The storm bands that encircle the entire gas giant reach far higher than our own atmosphere, and penetrating the thick smog has proven extremely difficult for even our most advanced instruments, whether space based or located back here on Earth. The combined near-infrared and optical images now finally allow scientists to piece together what’s really going on.

“It’s kind of like a jack-o-lantern,” explained astronomer Michael Wong of the University of California, Berkeley. “You see bright infrared light coming from cloud-free areas, but where there are clouds, it’s really dark in the infrared.”’

The team then combined their analysis with data from NASA’s Jupiter orbiter Juno, which has been detecting atmospheric radio signals, called sferics and whistlers, from powerful lightning strikes on the gas giant’s surface since it arrived in orbit in 2016.

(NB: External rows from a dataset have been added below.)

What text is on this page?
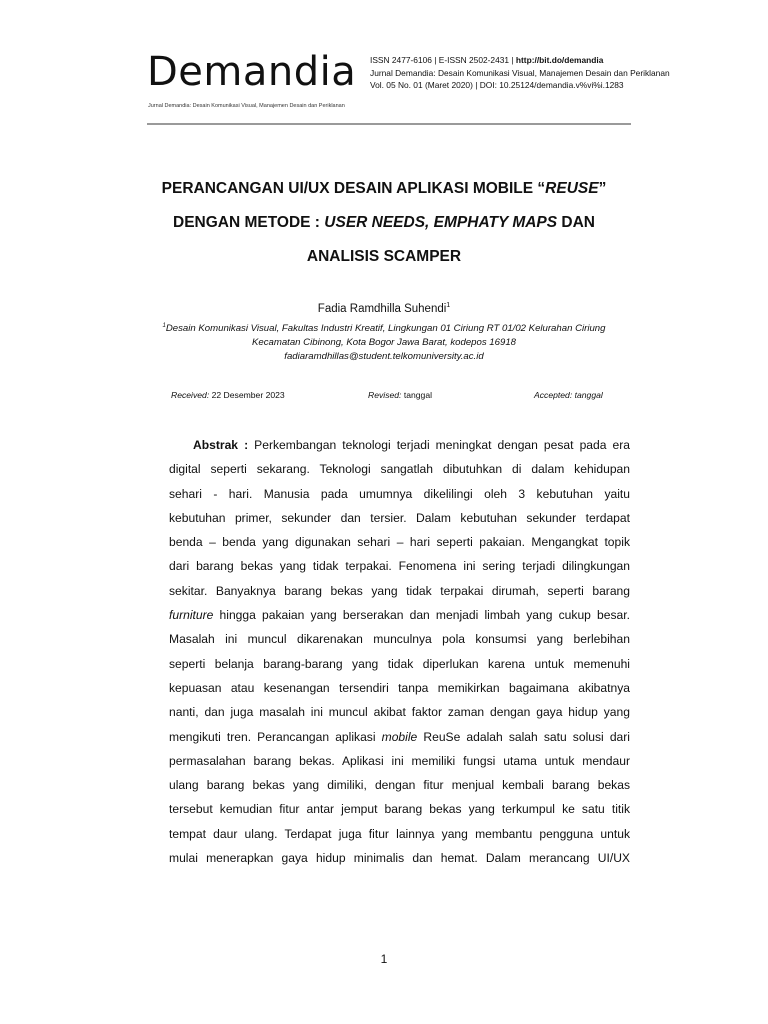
Demandia
Jurnal Demandia: Desain Komunikasi Visual, Manajemen Desain dan Periklanan
ISSN 2477-6106 | E-ISSN 2502-2431 | http://bit.do/demandia
Jurnal Demandia: Desain Komunikasi Visual, Manajemen Desain dan Periklanan
Vol. 05 No. 01 (Maret 2020) | DOI: 10.25124/demandia.v%vi%i.1283
PERANCANGAN UI/UX DESAIN APLIKASI MOBILE “REUSE”
DENGAN METODE : USER NEEDS, EMPHATY MAPS DAN
ANALISIS SCAMPER
Fadia Ramdhilla Suhendi$^1$
$^1$Desain Komunikasi Visual, Fakultas Industri Kreatif, Lingkungan 01 Ciriung RT 01/02 Kelurahan Ciriung
Kecamatan Cibinong, Kota Bogor Jawa Barat, kodepos 16918
fadiaramdhillas@student.telkomuniversity.ac.id
Received: 22 Desember 2023	Revised: tanggal	Accepted: tanggal
Abstrak : Perkembangan teknologi terjadi meningkat dengan pesat pada era
digital seperti sekarang. Teknologi sangatlah dibutuhkan di dalam kehidupan
sehari - hari. Manusia pada umumnya dikelilingi oleh 3 kebutuhan yaitu
kebutuhan primer, sekunder dan tersier. Dalam kebutuhan sekunder terdapat
benda – benda yang digunakan sehari – hari seperti pakaian. Mengangkat topik
dari barang bekas yang tidak terpakai. Fenomena ini sering terjadi dilingkungan
sekitar. Banyaknya barang bekas yang tidak terpakai dirumah, seperti barang
furniture hingga pakaian yang berserakan dan menjadi limbah yang cukup besar.
Masalah ini muncul dikarenakan munculnya pola konsumsi yang berlebihan
seperti belanja barang-barang yang tidak diperlukan karena untuk memenuhi
kepuasan atau kesenangan tersendiri tanpa memikirkan bagaimana akibatnya
nanti, dan juga masalah ini muncul akibat faktor zaman dengan gaya hidup yang
mengikuti tren. Perancangan aplikasi mobile ReuSe adalah salah satu solusi dari
permasalahan barang bekas. Aplikasi ini memiliki fungsi utama untuk mendaur
ulang barang bekas yang dimiliki, dengan fitur menjual kembali barang bekas
tersebut kemudian fitur antar jemput barang bekas yang terkumpul ke satu titik
tempat daur ulang. Terdapat juga fitur lainnya yang membantu pengguna untuk
mulai menerapkan gaya hidup minimalis dan hemat. Dalam merancang UI/UX
1
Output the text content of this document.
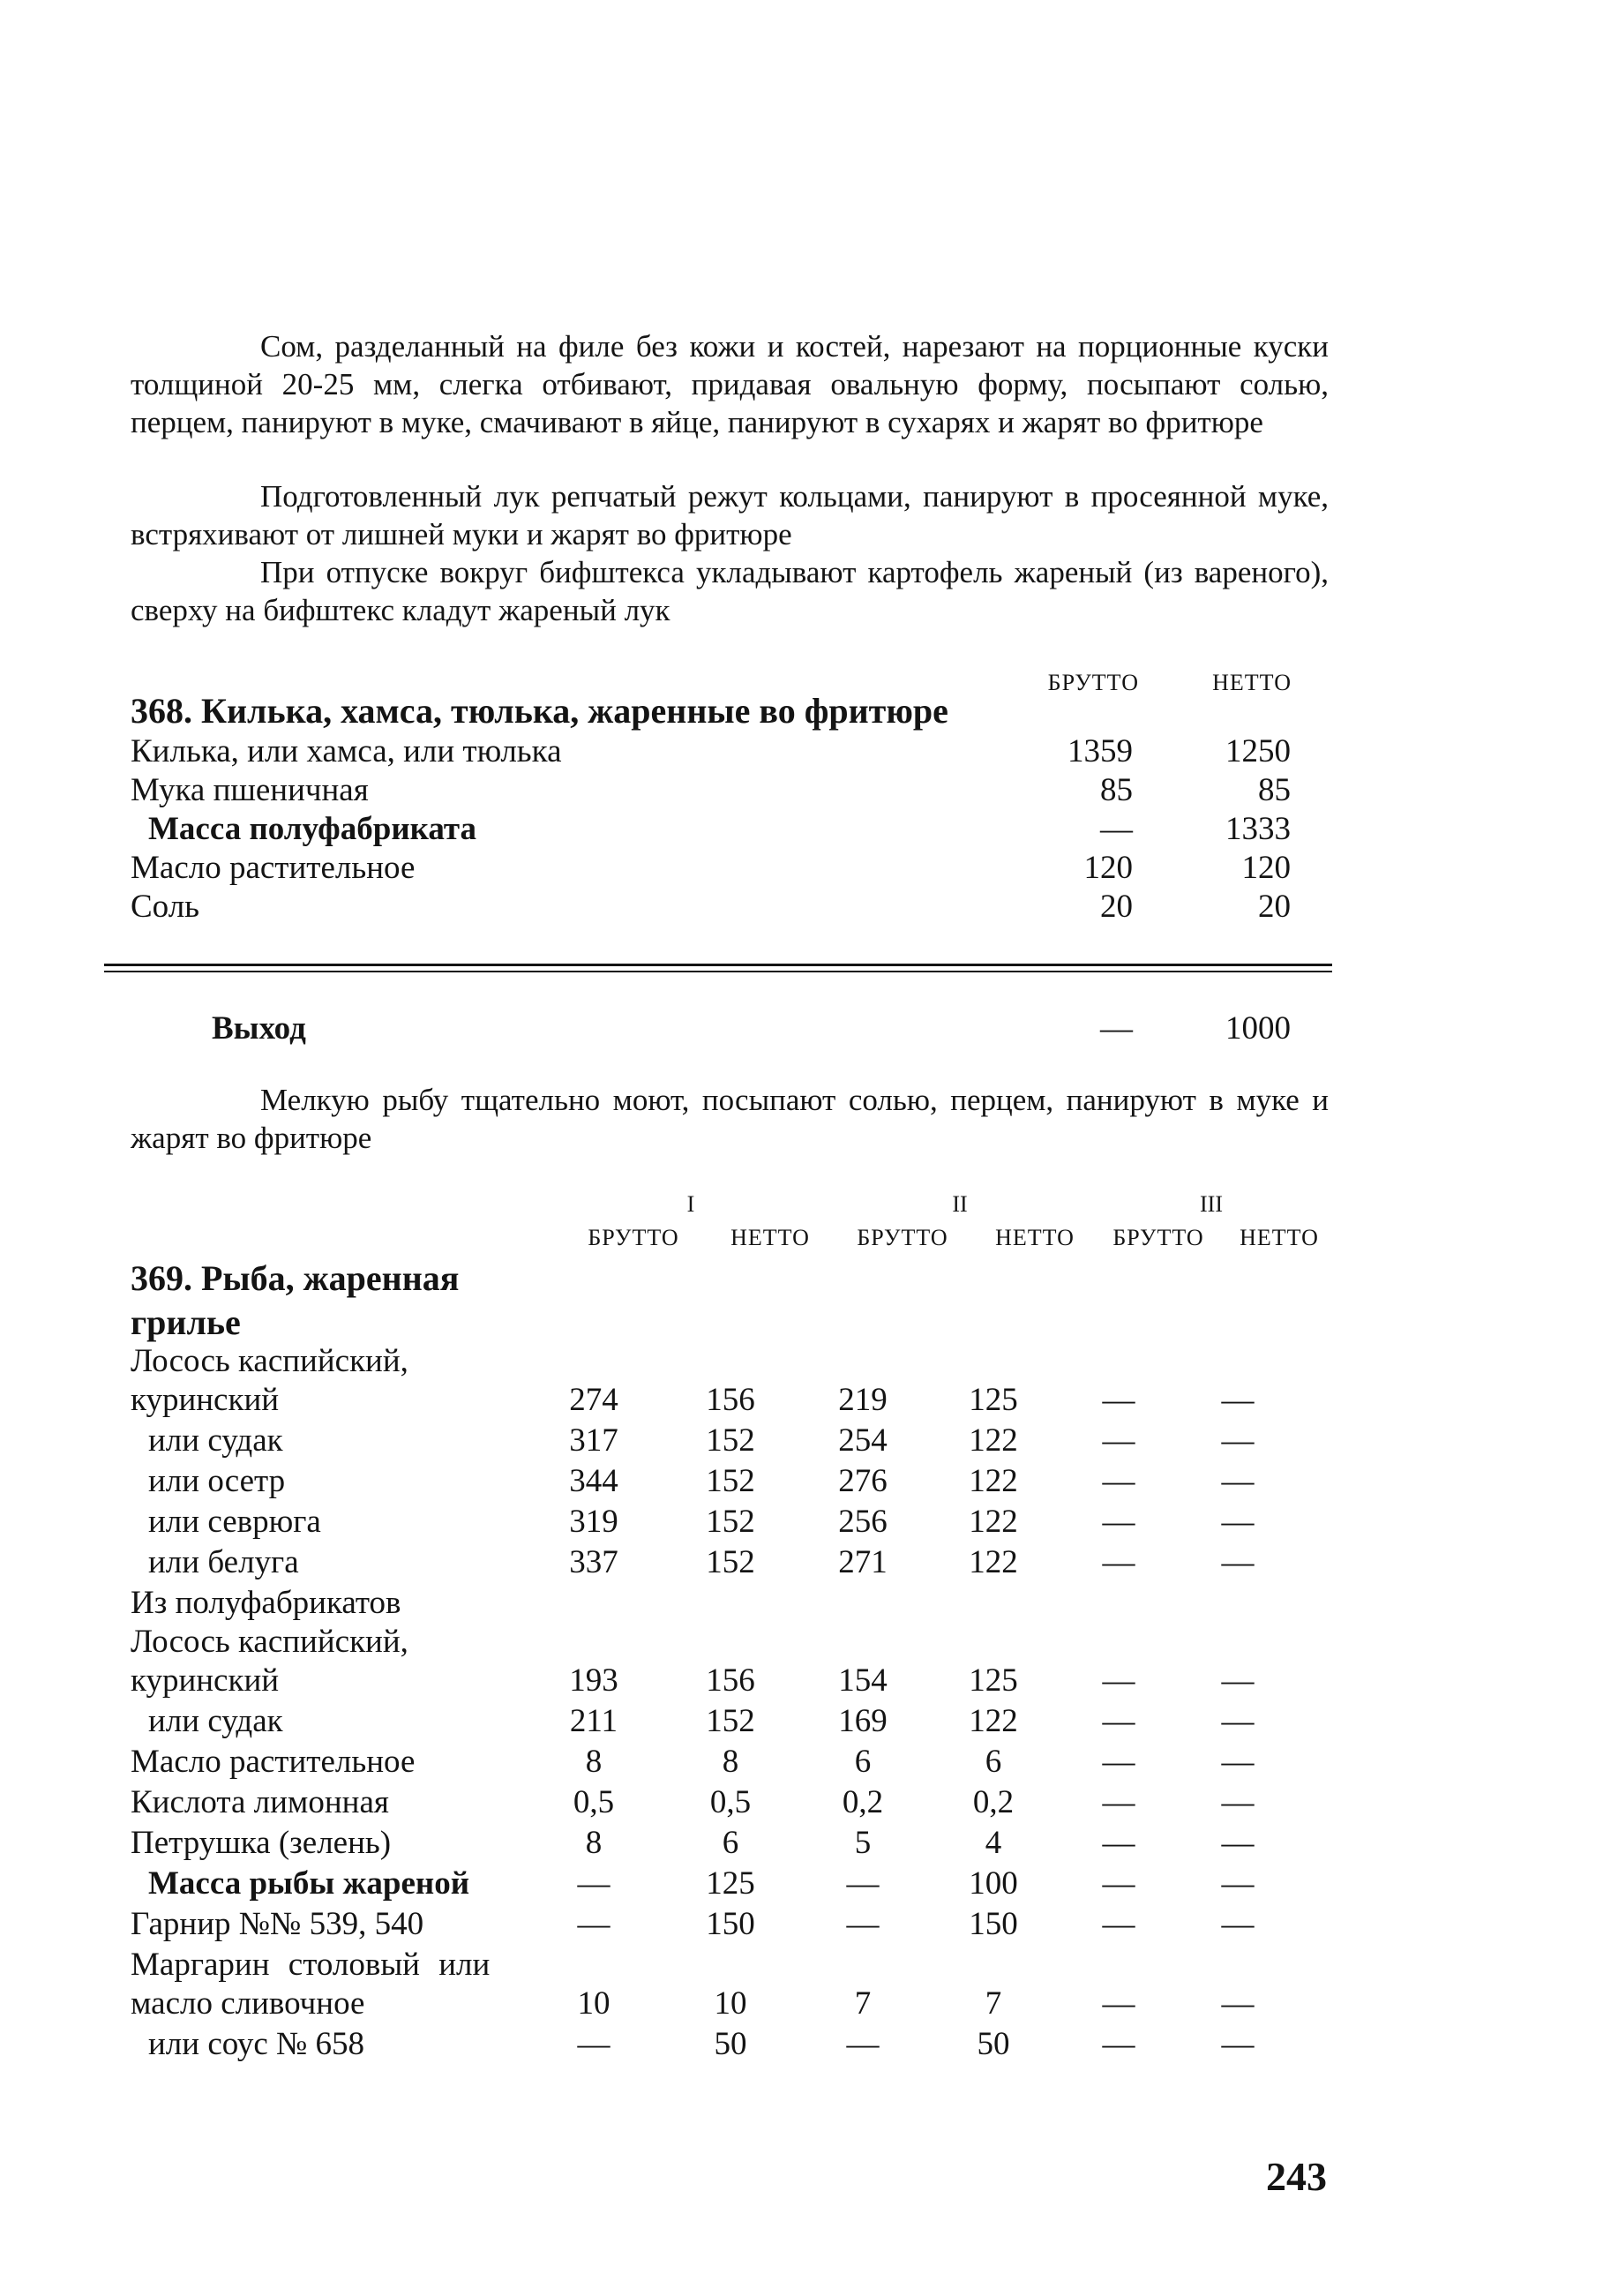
Сом, разделанный на филе без кожи и костей, нарезают на порционные куски толщиной 20-25 мм, слегка отбивают, придавая овальную форму, посыпают солью, перцем, панируют в муке, смачивают в яйце, панируют в сухарях и жарят во фритюре
Подготовленный лук репчатый режут кольцами, панируют в просеянной муке, встряхивают от лишней муки и жарят во фритюре
При отпуске вокруг бифштекса укладывают картофель жареный (из вареного), сверху на бифштекс кладут жареный лук
БРУТТО	НЕТТО
368. Килька, хамса, тюлька, жаренные во фритюре
Килька, или хамса, или тюлька	1359	1250
Мука пшеничная	85	85
Масса полуфабриката	—	1333
Масло растительное	120	120
Соль	20	20
Выход	—	1000
Мелкую рыбу тщательно моют, посыпают солью, перцем, панируют в муке и жарят во фритюре
I	II	III
БРУТТО	НЕТТО	БРУТТО	НЕТТО	БРУТТО	НЕТТО
369. Рыба, жаренная
грилье
Лосось каспийский,
куринский	274	156	219	125	—	—
или судак	317	152	254	122	—	—
или осетр	344	152	276	122	—	—
или севрюга	319	152	256	122	—	—
или белуга	337	152	271	122	—	—
Из полуфабрикатов
Лосось каспийский,
куринский	193	156	154	125	—	—
или судак	211	152	169	122	—	—
Масло растительное	8	8	6	6	—	—
Кислота лимонная	0,5	0,5	0,2	0,2	—	—
Петрушка (зелень)	8	6	5	4	—	—
Масса рыбы жареной	—	125	—	100	—	—
Гарнир №№ 539, 540	—	150	—	150	—	—
Маргарин столовый или
масло сливочное	10	10	7	7	—	—
или соус № 658	—	50	—	50	—	—
243
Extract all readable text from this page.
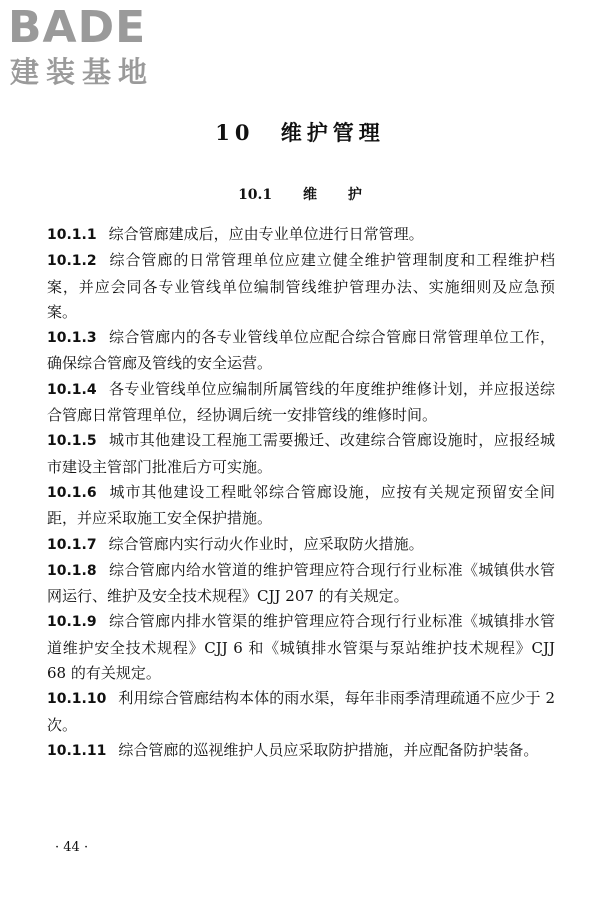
BADE
建装基地
10 维护管理
10.1 维 护

10.1.1 综合管廊建成后，应由专业单位进行日常管理。

10.1.2 综合管廊的日常管理单位应建立健全维护管理制度和工程维护档案，并应会同各专业管线单位编制管线维护管理办法、实施细则及应急预案。

10.1.3 综合管廊内的各专业管线单位应配合综合管廊日常管理单位工作，确保综合管廊及管线的安全运营。

10.1.4 各专业管线单位应编制所属管线的年度维护维修计划，并应报送综合管廊日常管理单位，经协调后统一安排管线的维修时间。

10.1.5 城市其他建设工程施工需要搬迁、改建综合管廊设施时，应报经城市建设主管部门批准后方可实施。

10.1.6 城市其他建设工程毗邻综合管廊设施，应按有关规定预留安全间距，并应采取施工安全保护措施。

10.1.7 综合管廊内实行动火作业时，应采取防火措施。

10.1.8 综合管廊内给水管道的维护管理应符合现行行业标准《城镇供水管网运行、维护及安全技术规程》CJJ 207 的有关规定。

10.1.9 综合管廊内排水管渠的维护管理应符合现行行业标准《城镇排水管道维护安全技术规程》CJJ 6 和《城镇排水管渠与泵站维护技术规程》CJJ 68 的有关规定。

10.1.10 利用综合管廊结构本体的雨水渠，每年非雨季清理疏通不应少于 2 次。

10.1.11 综合管廊的巡视维护人员应采取防护措施，并应配备防护装备。

· 44 ·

Since then, most of the observed lightning strikes have taken place at the planet’s poles, whereas on Earth, the majority hit around the equator. Jupiter’s concentration of polar lightning is likely due to the relative size of the two planets, their atmospheric composition and their respective distance from the sun.

As it turns out, these lightning strikes on Jupiter are concentrated in gargantuan tornadoes of moist air over deep clouds of both frozen and liquid water, which researchers believe may act as a kind of energy release valve for the entire planet.

“These cyclonic vortices could be internal energy smokestacks, helping release internal energy through convection,” said UC Berkeley’s Michael Wong.